GO by John Clellon Holmes

reviewed by Jackson Ellis | Thursday, August 29th, 2019

Go by John Clellon HolmesDa Capo Press, 344 pages, paperback, $18.99

I first read this novel during the winter of 2002-2003, not long after finishing college. It was an important book to me then because, like his friend Jack Kerouac, John Clellon Holmes successfully mines his own life and experiences and translates them directly to the page. When you are young and full of literary aspirations, this self-mythologizing is especially appealing. And who am I kidding? It still is.

Anyway, unlike Kerouac, Holmes takes a more cautious, sober approach to capturing the early years of the Beats in New York City. As others before me have noted, Kerouac’s earlier works (specifically On The Road) are all about the pursuit of narcissistic joy.
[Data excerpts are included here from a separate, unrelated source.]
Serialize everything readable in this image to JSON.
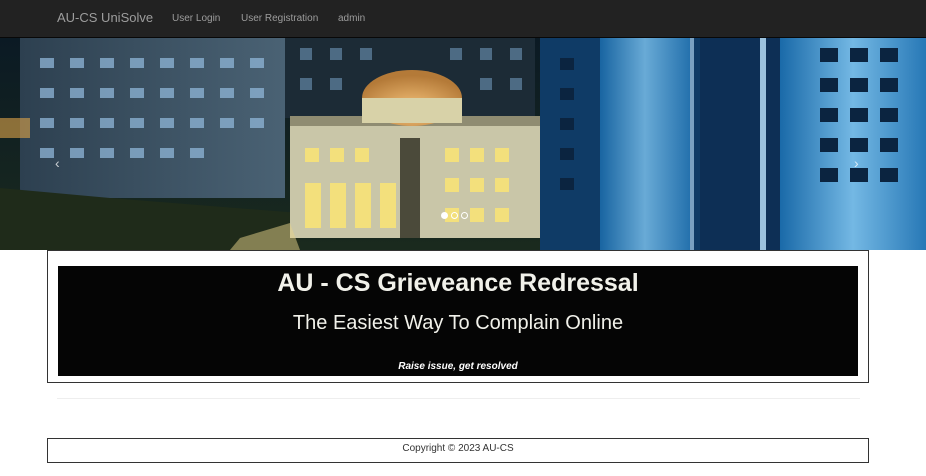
{
  "navbar": {
    "brand": "AU-CS UniSolve",
    "links": [
      "User Login",
      "User Registration",
      "admin"
    ]
  },
  "carousel": {
    "prev_icon": "chevron-left-icon",
    "next_icon": "chevron-right-icon",
    "prev_glyph": "‹",
    "next_glyph": "›",
    "slide_count": 3,
    "active_slide": 1
  },
  "hero": {
    "title": "AU - CS Grieveance Redressal",
    "subtitle": "The Easiest Way To Complain Online",
    "tagline": "Raise issue, get resolved"
  },
  "footer": {
    "copyright": "Copyright © 2023 AU-CS"
  },
  "colors": {
    "navbar_bg": "#222222",
    "nav_text": "#9d9d9d",
    "hero_bg": "#050505",
    "hero_text": "#f1f1ea",
    "border": "#333333"
  }
}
That isn’t to say Kerouac and others of that literary movement are devoid of introspection — but still, one might think, if they were to read OTR without any additional context or knowledge, that the lives of Kerouac and Cassady were bliss and joyrides to the very end.

We know that that is not true, and Holmes, even at his young age when writing Go seemed to see the writing on the wall. His youthful indulgences are tempered by his apprehensiveness of the consequences. He sees his friends and acquaintances — vaguely disguised versions of Ginsberg, Kerouac, Cassady, Bill Cannastra, Herbert Huncke, and others — swept up in an underworld where the line between hip and illicit is blurred. In Holmes’s account, sexual affairs, petty theft, drug use, and infidelity can have consequences, legally and emotionally. In Holmes’ world, men like Kerouac and Cassady are not unequivocally heroic, but rather complex and flawed people — still fascinating, but deeply damaged, and very capable damaging others. And Holmes does not spare himself, as his Go alter-ego, Hobbes, is both hurt by and actively hurts his own spouse.
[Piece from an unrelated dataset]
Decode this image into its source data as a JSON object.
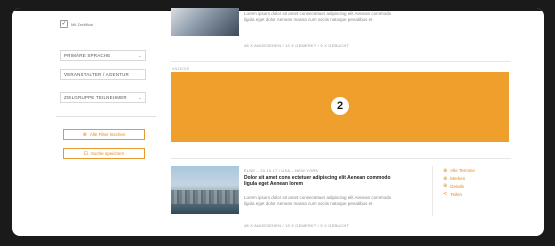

This is not a perfect novel; in fact, I remember enjoying it much more when I first read it 17 long years ago, as I was more willing to digest long, wordy, overly introspective passages that do little to advance the plot (this type of writing is suited to that self-mythologizing I mentioned earlier). Go now seems obviously written by a young writer still finding himself, and I almost wish that in revisiting this novel I had read the abridged version.

All that said, it is still remarkably well-written, and Holmes deserves credit for his strong command of language and ability to create vivid, complex characters with significantly more depth than those of his literary counterparts.